SmolLM3, engineered by Hugging Face, allows you to harness the power of advanced language reasoning, multilingual fluency, and massive context processing all from within a remarkably compact 3B-parameter model
Why SmolLM3 Stands Out
The surge in demand for efficient models hasn’t always matched the need for capability or openness. SmolLM3 closes the divide with a unique blend of performance, transparency, and versatility.
It not only surpasses its 3B contemporaries like Llama-3.2-3B and Qwen2.5-3B but often rivals larger 4B models, giving users robust reasoning and multilingual support, all in a fully open source package.
Key Features and Innovations
- Compact Powerhouse: 3 billion parameters, trained with 11 trillion tokens, showing competitive results across industry benchmarks.
- Dual-Mode Reasoning: Effortlessly switch between detailed reasoning (
/think
) and direct answers (/no_think
).- Multilingual Expertise: Natively supports English, French, Spanish, German, Italian, and Portuguese.
- Long-Context Mastery: Processes up to 128k tokens, thanks to advanced NoPE and YaRN techniques.
- Transparent Blueprint: Every detail, from architecture and data to training recipes, is openly shared.
Engineering Blueprint: Architecture and Training
SmolLM3’s architecture builds on Llama, with several efficiency upgrades:
- Grouped Query Attention (GQA): Lowers inference memory without compromising quality.
-
No Positional Embedding (NoPE): Selective rotary position embedding removal enhances long-context performance.
- Intra-Document Masking: Prevents attention across documents during training, boosting stability. (Note* I could not find a good resource to explain Intra-Document Masking, which suggests either novelty or author error)
- Stable Training: Incorporates best practices from OLMo 2 for reliable embedding norms.

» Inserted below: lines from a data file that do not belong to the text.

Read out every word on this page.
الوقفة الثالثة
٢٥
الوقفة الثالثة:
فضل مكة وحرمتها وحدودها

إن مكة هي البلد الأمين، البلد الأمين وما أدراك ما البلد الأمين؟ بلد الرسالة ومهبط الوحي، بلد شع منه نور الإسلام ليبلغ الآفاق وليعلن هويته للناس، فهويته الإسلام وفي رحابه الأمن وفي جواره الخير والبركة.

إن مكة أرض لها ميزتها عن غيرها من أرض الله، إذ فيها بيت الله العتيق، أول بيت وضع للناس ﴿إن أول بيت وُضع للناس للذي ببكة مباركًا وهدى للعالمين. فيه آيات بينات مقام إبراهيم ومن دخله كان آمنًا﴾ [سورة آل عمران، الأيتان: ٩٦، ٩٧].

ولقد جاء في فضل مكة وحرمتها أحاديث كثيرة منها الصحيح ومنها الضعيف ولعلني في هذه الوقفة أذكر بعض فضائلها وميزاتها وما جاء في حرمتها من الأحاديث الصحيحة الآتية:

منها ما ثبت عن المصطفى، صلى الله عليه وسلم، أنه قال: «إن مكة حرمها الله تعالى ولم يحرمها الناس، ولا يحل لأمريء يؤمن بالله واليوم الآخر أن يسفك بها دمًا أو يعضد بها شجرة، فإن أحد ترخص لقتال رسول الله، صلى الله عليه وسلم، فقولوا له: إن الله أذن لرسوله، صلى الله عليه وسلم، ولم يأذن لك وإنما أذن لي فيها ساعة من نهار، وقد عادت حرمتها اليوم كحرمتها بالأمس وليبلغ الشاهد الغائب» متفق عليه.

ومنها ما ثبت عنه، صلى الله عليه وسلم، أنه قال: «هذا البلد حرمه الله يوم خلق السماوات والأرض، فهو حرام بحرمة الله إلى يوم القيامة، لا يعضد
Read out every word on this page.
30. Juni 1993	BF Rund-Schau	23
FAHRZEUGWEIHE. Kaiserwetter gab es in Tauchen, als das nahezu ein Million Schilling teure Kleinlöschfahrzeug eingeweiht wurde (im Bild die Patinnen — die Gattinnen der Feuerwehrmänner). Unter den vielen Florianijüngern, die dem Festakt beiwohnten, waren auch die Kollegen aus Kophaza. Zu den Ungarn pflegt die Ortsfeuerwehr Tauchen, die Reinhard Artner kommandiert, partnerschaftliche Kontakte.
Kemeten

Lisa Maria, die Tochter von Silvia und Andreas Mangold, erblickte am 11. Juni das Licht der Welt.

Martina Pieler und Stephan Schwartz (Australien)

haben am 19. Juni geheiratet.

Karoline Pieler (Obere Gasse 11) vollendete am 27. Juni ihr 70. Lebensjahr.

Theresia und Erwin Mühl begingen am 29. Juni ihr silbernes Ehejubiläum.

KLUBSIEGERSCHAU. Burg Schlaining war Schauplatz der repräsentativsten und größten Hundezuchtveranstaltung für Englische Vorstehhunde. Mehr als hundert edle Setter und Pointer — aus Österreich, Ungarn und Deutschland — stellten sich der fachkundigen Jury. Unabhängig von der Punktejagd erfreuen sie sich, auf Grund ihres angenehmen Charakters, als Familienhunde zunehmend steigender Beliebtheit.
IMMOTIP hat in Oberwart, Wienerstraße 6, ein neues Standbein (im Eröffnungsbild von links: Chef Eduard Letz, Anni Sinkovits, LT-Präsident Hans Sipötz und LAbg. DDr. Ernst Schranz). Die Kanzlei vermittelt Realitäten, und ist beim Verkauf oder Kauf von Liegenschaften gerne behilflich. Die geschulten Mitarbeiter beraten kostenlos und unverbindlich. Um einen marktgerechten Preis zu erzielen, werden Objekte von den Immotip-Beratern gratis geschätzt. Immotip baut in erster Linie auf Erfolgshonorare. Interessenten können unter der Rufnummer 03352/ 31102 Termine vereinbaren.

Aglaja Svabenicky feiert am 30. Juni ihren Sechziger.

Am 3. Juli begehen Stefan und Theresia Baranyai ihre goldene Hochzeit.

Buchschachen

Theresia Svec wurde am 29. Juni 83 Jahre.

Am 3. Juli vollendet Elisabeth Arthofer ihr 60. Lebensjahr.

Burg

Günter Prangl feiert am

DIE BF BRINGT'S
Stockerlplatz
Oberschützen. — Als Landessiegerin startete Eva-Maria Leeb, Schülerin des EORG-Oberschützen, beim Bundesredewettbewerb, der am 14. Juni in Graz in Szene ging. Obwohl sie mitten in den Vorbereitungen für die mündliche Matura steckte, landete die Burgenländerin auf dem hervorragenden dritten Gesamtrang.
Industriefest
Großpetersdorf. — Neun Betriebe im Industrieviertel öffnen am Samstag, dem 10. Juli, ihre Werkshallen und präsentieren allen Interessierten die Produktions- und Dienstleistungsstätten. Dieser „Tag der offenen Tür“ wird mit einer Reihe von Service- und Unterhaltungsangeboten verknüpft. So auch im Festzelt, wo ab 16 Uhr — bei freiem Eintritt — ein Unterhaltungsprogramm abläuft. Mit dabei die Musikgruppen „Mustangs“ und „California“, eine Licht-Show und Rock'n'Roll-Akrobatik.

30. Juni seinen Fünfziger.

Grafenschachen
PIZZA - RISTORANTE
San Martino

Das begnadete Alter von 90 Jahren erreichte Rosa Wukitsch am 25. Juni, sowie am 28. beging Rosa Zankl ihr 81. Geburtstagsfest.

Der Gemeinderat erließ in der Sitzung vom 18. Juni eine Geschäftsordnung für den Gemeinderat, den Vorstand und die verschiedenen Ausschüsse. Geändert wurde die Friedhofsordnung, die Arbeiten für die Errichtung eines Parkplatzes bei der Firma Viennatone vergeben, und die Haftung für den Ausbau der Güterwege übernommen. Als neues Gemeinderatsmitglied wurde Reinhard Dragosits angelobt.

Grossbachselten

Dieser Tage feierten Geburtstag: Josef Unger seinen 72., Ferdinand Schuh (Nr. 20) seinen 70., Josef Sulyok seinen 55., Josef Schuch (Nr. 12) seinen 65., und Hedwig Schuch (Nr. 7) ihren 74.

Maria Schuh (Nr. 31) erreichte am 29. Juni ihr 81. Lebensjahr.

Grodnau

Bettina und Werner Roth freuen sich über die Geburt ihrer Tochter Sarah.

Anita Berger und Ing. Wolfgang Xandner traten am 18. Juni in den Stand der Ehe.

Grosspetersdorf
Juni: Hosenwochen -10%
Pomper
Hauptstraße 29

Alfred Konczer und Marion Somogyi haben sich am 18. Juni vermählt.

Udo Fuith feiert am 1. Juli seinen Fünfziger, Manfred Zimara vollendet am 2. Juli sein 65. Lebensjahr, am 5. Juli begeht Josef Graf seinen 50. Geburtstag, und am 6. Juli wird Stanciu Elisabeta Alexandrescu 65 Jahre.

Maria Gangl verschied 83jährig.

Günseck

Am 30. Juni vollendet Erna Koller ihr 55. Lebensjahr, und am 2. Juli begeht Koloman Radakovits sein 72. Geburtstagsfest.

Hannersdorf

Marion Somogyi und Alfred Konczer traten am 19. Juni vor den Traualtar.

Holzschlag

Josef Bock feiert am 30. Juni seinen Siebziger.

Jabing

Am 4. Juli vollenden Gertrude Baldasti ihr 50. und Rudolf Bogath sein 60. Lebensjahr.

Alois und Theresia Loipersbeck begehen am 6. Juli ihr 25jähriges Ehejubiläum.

Training ran for 24 days on 384 H100 GPUs, using open-source tools like nanotron, datatrove, and lighteval. A three-stage data blend, increasing the share of high-quality code and math, built robust general and domain-specific abilities.
Mid-Training: Enhancing Context and Reasoning
SmolLM3’s mid-training phases further elevate its capabilities:
- Long Context Adaptation: Gradually extends context from 4k to 64k tokens, then extrapolates to 128k during inference using YaRN.
- Reasoning Adaptation: Introduces 35B tokens from open reasoning datasets, structured via ChatML for optimal diversity and organization.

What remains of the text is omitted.